In occasione della Giornata internazionale contro la violenza sulle donne, i numeri ufficiali raccontano una ferita che non accenna a rimarginarsi: femminicidi ancora troppi, concentrazione in alcune regioni e troppe donne lasciate sole
È la Giornata internazionale per l’eliminazione della violenza sulle donne, eppure il contatore delle vite spezzate continua a salire: in Italia muore ammazzata una donna ogni tre giorni.
I report ufficiali del Ministero dell’Interno mostrano in realtà un calo degli omicidi complessivi nel 2025, ma la violenza in ambito familiare e affettivo resta una piaga: nelle rilevazioni trimestrali il numero di donne vittime continua a essere elevato e la maggior parte dei delitti avviene in contesto intimo.
Tra gennaio e ottobre 2025 ci sono state 75 femminicidi e continui appelli alle istituzioni perché traducano le parole in misure efficaci e risorse stabili per i centri antiviolenza e le case-rifugio.
Cosa succede in Italia
I dati raccolti dalle agenzie e incrociati con i dossier ufficiali mostrano che il fenomeno non è omogeneo sul territorio.
Lombardia e Campania emergono tra le regioni in cui il numero assoluto di femminicidi è più alto nel 2025. Insieme a queste, frequentemente ricompaiono nelle classifiche anche Emilia-Romagna, Toscana e Lazio.

Dall’altra parte della cartina, le analisi statistiche ufficiali – tra cui i report ISTAT sugli omicidi e la sicurezza – indicano regioni con tassi storicamente più bassi di omicidi di donne: la Valle d’Aosta e il Molise, per fare due esempi, risultano tra le aree con incidenza più contenuta.
In Veneto i femminicidi risultano in calo da cinque anni: nel 2025 c’è stato un solo caso. Allo stesso tempo, le denunce aumentano: tra il 2023 e il 2024, le applicazioni del «codice rosso» (normativa speciale per la violenza domestica) hanno visto un’impennata di +17%, e le denunce per stalking sono cresciute di ben il 43%.
Resta comunque un dato di fatto: la frequenza di un femminicidio ogni tre giorni è drammatica .
E, denunciano le associazioni che aiutano le vittime di violenza, restano ancora molte cose da aggiustare anche sul piano degli interventi. Le case rifugio risultano insufficienti, i tempi della giustizia ancora troppo lunghi, i dispositivi elettronici di monitoraggio (braccialetti) non così sicuri come si vorrebbe: ferite aperte che richiedono finanziamenti concreti.
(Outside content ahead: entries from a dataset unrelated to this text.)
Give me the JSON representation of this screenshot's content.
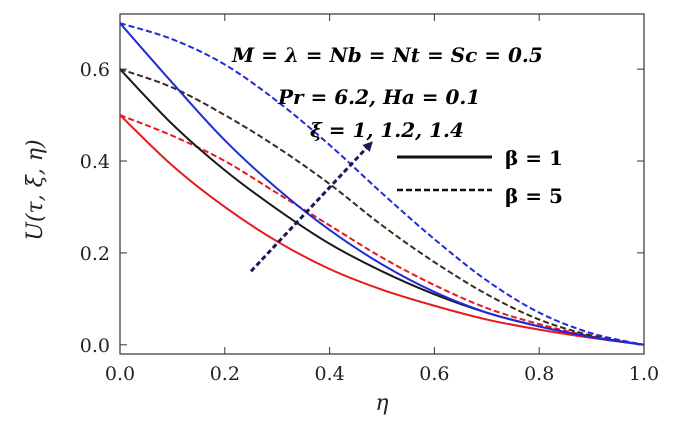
{
  "chart_data": {
    "type": "line",
    "xlabel": "η",
    "ylabel": "U(τ, ξ, η)",
    "xlim": [
      0,
      1
    ],
    "ylim": [
      -0.02,
      0.72
    ],
    "x_ticks": [
      "0.0",
      "0.2",
      "0.4",
      "0.6",
      "0.8",
      "1.0"
    ],
    "y_ticks": [
      "0.0",
      "0.2",
      "0.4",
      "0.6"
    ],
    "annotations": [
      "M = λ = Nb = Nt = Sc = 0.5",
      "Pr = 6.2,  Ha = 0.1",
      "ξ = 1, 1.2, 1.4"
    ],
    "legend": [
      {
        "label": "β = 1",
        "style": "solid"
      },
      {
        "label": "β = 5",
        "style": "dashed"
      }
    ],
    "arrow": {
      "from": [
        0.25,
        0.16
      ],
      "to": [
        0.48,
        0.44
      ]
    },
    "x": [
      0,
      0.1,
      0.2,
      0.3,
      0.4,
      0.5,
      0.6,
      0.7,
      0.8,
      0.9,
      1.0
    ],
    "series": [
      {
        "color": "#e8181e",
        "style": "solid",
        "values": [
          0.5,
          0.39,
          0.3,
          0.225,
          0.165,
          0.12,
          0.085,
          0.055,
          0.033,
          0.015,
          0.0
        ]
      },
      {
        "color": "#e8181e",
        "style": "dashed",
        "values": [
          0.5,
          0.455,
          0.4,
          0.33,
          0.26,
          0.19,
          0.13,
          0.08,
          0.045,
          0.018,
          0.0
        ]
      },
      {
        "color": "#1a1a1a",
        "style": "solid",
        "values": [
          0.6,
          0.48,
          0.38,
          0.295,
          0.22,
          0.16,
          0.11,
          0.07,
          0.04,
          0.017,
          0.0
        ]
      },
      {
        "color": "#3a2a1a",
        "style": "dashed",
        "values": [
          0.6,
          0.56,
          0.5,
          0.43,
          0.35,
          0.26,
          0.18,
          0.11,
          0.055,
          0.02,
          0.0
        ]
      },
      {
        "color": "#1f2bd6",
        "style": "solid",
        "values": [
          0.7,
          0.57,
          0.445,
          0.34,
          0.25,
          0.175,
          0.115,
          0.07,
          0.04,
          0.017,
          0.0
        ]
      },
      {
        "color": "#1f2bd6",
        "style": "dashed",
        "values": [
          0.7,
          0.665,
          0.61,
          0.53,
          0.435,
          0.33,
          0.23,
          0.14,
          0.07,
          0.025,
          0.0
        ]
      }
    ]
  }
}
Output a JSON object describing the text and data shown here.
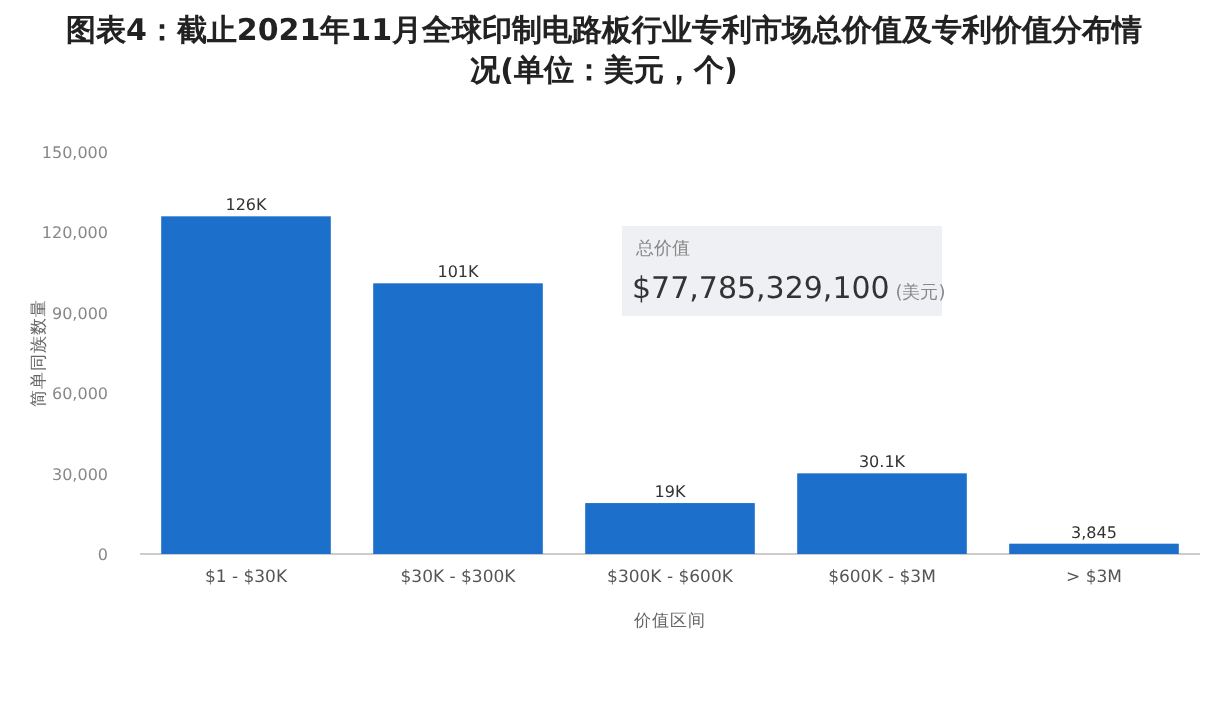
{
  "chart_data": {
    "type": "bar",
    "title": "图表4：截止2021年11月全球印制电路板行业专利市场总价值及专利价值分布情况(单位：美元，个)",
    "xlabel": "价值区间",
    "ylabel": "简单同族数量",
    "categories": [
      "$1 - $30K",
      "$30K - $300K",
      "$300K - $600K",
      "$600K - $3M",
      "> $3M"
    ],
    "values": [
      126000,
      101000,
      19000,
      30100,
      3845
    ],
    "value_labels": [
      "126K",
      "101K",
      "19K",
      "30.1K",
      "3,845"
    ],
    "color": "#1c6fcb",
    "ylim": [
      0,
      150000
    ],
    "yticks": [
      {
        "value": 0,
        "label": "0"
      },
      {
        "value": 30000,
        "label": "30,000"
      },
      {
        "value": 60000,
        "label": "60,000"
      },
      {
        "value": 90000,
        "label": "90,000"
      },
      {
        "value": 120000,
        "label": "120,000"
      },
      {
        "value": 150000,
        "label": "150,000"
      }
    ],
    "annotations": [
      "总价值",
      "$77,785,329,100 (美元)"
    ]
  }
}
Cosa prevede la programmazione 2025
Con decreto del 16 settembre 2025, il Dipartimento per le Pari Opportunità ha approvato un nuovo Piano Strategico Nazionale contro la violenza sulle donne per il triennio 2025-2027, con un quadro operativo per il 2025-2026.
Nel dettaglio delle risorse, il Piano 2025 prevede stanziamenti significativi: 5 milioni di euro per potenziare i centri antiviolenza, oltre a 20 milioni nei tre anni (2024-2026) per sostenere le case rifugio.
Dallo stesso piano emergono anche interventi di formazione: è previsto il rafforzamento delle competenze di operatori pubblici e privati che lavorano con le vittime, grazie al “Libro bianco per la formazione” elaborato dal Comitato tecnico-scientifico dell’Osservatorio sulla violenza.
Altro strumento concreto: il “Reddito di Libertà”, un sostegno economico destinato alle donne vittime di violenza. Nel 2025, sono messi a disposizione 10 milioni di euro, con un incremento strutturale previsto dalla legge di bilancio.

In parallelo, il Piano strategico introduce anche misure per il reinserimento sociale degli autori di violenza: sono previsti fondi per centri dedicati (“CUAV”) e percorsi psicologici, ma anche un allargamento dell’offerta informativa per coinvolgere gli uomini in un percorso diverso da quello punitivo.
Pur essendo stato formalmente approvato e quindi entrato nella fase di attuazione, molte azioni sono ancora nella fase di implementazione operativa e richiedono ulteriori atti amministrativi e finanziamenti per entrare pienamente in funzione su scala territoriale.